Friday night was great. We grilled steaks to celebrate spring and spring break and nine days of togetherness and no school and no work and no packing lunches! Ash-man went to a middle school lock-in, and we worked together organizing our new pull-behind RV (we’ve dubbed him Gimli… short and stout and ready for anything). Saturday morning we worked on flower beds and cleaning, and Bri was installing something in the car. Then we heard him yell and saw a flash as he ran inside.

Knife slipped.

Finger sliced to bone.

He was going into shock and almost passing out, and I helped him put pressure on and staunch the flow of blood and we piled in the car and raced to the ER with the youngest two. He was lightheaded and thick speaking, and I’d never seen him so pale. They got us back fairly quickly and I handed the kids our phones and let them play Minecraft in the room, because I hadn’t thought about packing a bag full of things to do (that’s a joke, y’all).

The thing with this finger laceration? The numbing medicine didn’t work (they tried several times), so my hubby told her to go ahead and stitch him up without. WHAT?! Oh. my. stars. y’all. Can I just say, this whole women are stronger than men and men are really just sissies when it come to injuries stops now. Partly because I hate the whole silly competition thing (and we aren’t allowed to say hate in our house), but also because my man just proved it wrong. (I told him afterward that now when we watch movies or TV when people get injured and have to be stitched up in the wild, he can say he knows how it feels–well, except he was in a hospital with clean stitches and nurses with gloved hands).

So we got home two hours later and Bri took a few ibuprofen and finished fixing the car. (He has little sensation in the tip of that finger and he may never get it back, so would y’all pray? He’s a guitarist. ’nuff said.)

All through the day I could feel this icky cold I’d been fighting creeping into my chest and the coughing began, but we just kept on working. Bear went to his first baseball practice, and I read while I watched him catch and field and run, and he came to the car telling me how awesome it was. We are super excited about baseball starting up again.
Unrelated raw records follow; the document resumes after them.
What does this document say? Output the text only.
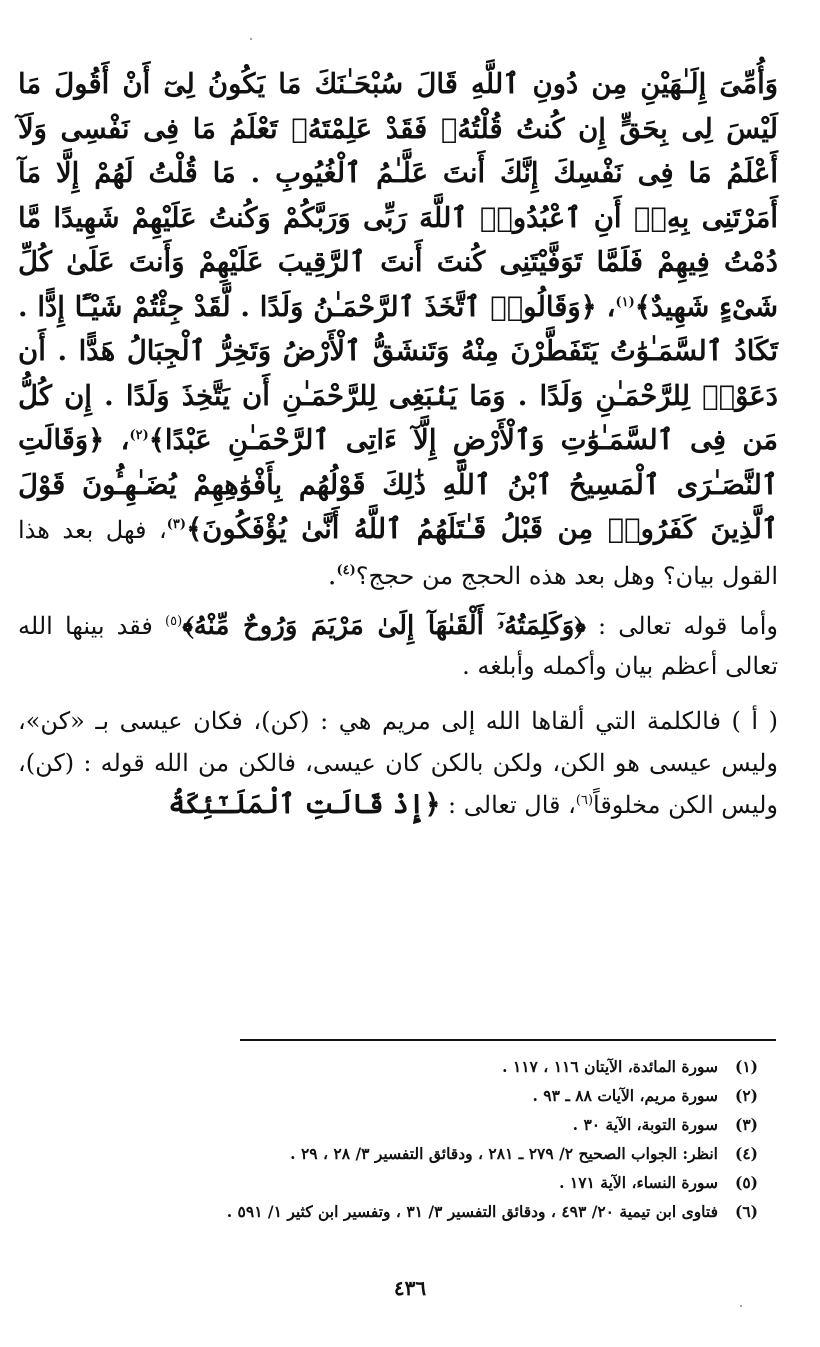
وَأُمِّىَ إِلَـٰهَيْنِ مِن دُونِ ٱللَّهِ قَالَ سُبْحَـٰنَكَ مَا يَكُونُ لِىٓ أَنْ أَقُولَ مَا لَيْسَ لِى بِحَقٍّ إِن كُنتُ قُلْتُهُۥ فَقَدْ عَلِمْتَهُۥ تَعْلَمُ مَا فِى نَفْسِى وَلَآ أَعْلَمُ مَا فِى نَفْسِكَ إِنَّكَ أَنتَ عَلَّـٰمُ ٱلْغُيُوبِ . مَا قُلْتُ لَهُمْ إِلَّا مَآ أَمَرْتَنِى بِهِۦٓ أَنِ ٱعْبُدُوا۟ ٱللَّهَ رَبِّى وَرَبَّكُمْ وَكُنتُ عَلَيْهِمْ شَهِيدًا مَّا دُمْتُ فِيهِمْ فَلَمَّا تَوَفَّيْتَنِى كُنتَ أَنتَ ٱلرَّقِيبَ عَلَيْهِمْ وَأَنتَ عَلَىٰ كُلِّ شَىْءٍ شَهِيدٌ﴾$^{(١)}$، ﴿وَقَالُوا۟ ٱتَّخَذَ ٱلرَّحْمَـٰنُ وَلَدًا . لَّقَدْ جِئْتُمْ شَيْـًٔا إِدًّا . تَكَادُ ٱلسَّمَـٰوَٰتُ يَتَفَطَّرْنَ مِنْهُ وَتَنشَقُّ ٱلْأَرْضُ وَتَخِرُّ ٱلْجِبَالُ هَدًّا . أَن دَعَوْا۟ لِلرَّحْمَـٰنِ وَلَدًا . وَمَا يَنۢبَغِى لِلرَّحْمَـٰنِ أَن يَتَّخِذَ وَلَدًا . إِن كُلُّ مَن فِى ٱلسَّمَـٰوَٰتِ وَٱلْأَرْضِ إِلَّآ ءَاتِى ٱلرَّحْمَـٰنِ عَبْدًا﴾$^{(٢)}$، ﴿وَقَالَتِ ٱلنَّصَـٰرَى ٱلْمَسِيحُ ٱبْنُ ٱللَّهِ ذَٰلِكَ قَوْلُهُم بِأَفْوَٰهِهِمْ يُضَـٰهِـُٔونَ قَوْلَ ٱلَّذِينَ كَفَرُوا۟ مِن قَبْلُ قَـٰتَلَهُمُ ٱللَّهُ أَنَّىٰ يُؤْفَكُونَ﴾$^{(٣)}$، فهل بعد هذا القول بيان؟ وهل بعد هذه الحجج من حجج؟$^{(٤)}$.

وأما قوله تعالى : ﴿وَكَلِمَتُهُۥٓ أَلْقَىٰهَآ إِلَىٰ مَرْيَمَ وَرُوحٌ مِّنْهُ﴾$^{(٥)}$ فقد بينها الله تعالى أعظم بيان وأكمله وأبلغه .

( أ ) فالكلمة التي ألقاها الله إلى مريم هي : (كن)، فكان عيسى بـ «كن»، وليس عيسى هو الكن، ولكن بالكن كان عيسى، فالكن من الله قوله : (كن)، وليس الكن مخلوقاً$^{(٦)}$، قال تعالى : ﴿إِذْ قَالَتِ ٱلْمَلَـٰٓئِكَةُ

(١)
سورة المائدة، الآيتان ١١٦ ، ١١٧ .
(٢)
سورة مريم، الآيات ٨٨ ـ ٩٣ .
(٣)
سورة التوبة، الآية ٣٠ .
(٤)
انظر: الجواب الصحيح ٢/ ٢٧٩ ـ ٢٨١ ، ودقائق التفسير ٣/ ٢٨ ، ٢٩ .
(٥)
سورة النساء، الآية ١٧١ .
(٦)
فتاوى ابن تيمية ٢٠/ ٤٩٣ ، ودقائق التفسير ٣/ ٣١ ، وتفسير ابن كثير ١/ ٥٩١ .
٤٣٦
I went out and about with Bella girl and we got some things done, and we picked up pizza and she danced her way out the door, and I told her to slow down and wait for me, and she stopped for a moment, but then took off again, only there was loose gravel under her feet and she fell…hard. Knees, hand, face slamming into grit and gravel. I grabbed her up with one arm, three pizza boxes in the other, put her in the car and doctored her up as best I could while she tearily wailed, “I wish I had listened to you, Mommmmeeeeee.” Oh, Bella-girl, me, too. Me, too.

We got home and I bathed cuts and dug gravel out of her hand and bandaged her up. The screams, y’all. Oh, the screams! And an hour after I picked up pizza, we finally ate–coldish pizza while we curled together on couches and chairs and watched a short movie then tucked kiddos in bed.

And here we are. Today.

Not quite what we planned… but we’re still together. Weathering whatever comes. Remembering when things have been much worse for us, and thanking God for today.

And togetherness.

Whatever it brings.

Spring Break 2014… here we are.

One response to “Not Quite the Beginning We Wanted…”

  1. Probably, some day, you’ll think fondly of when Audrey’s hurts were the gravel-and-band-aids type–although pizza and a couch-cuddle go a long way toward soothing broken hearts and bruised dreams, too. As for Brian, tell him he’s a bad-ass (if you’re allowed to say “ass” at your house!). Also tell him his timing is off by about ten years–I learned last summer, when I cut off the tip of my finger with a kitchen knife, that the one perk to a nasty knife-wound to the hands is being banned from changing diapers!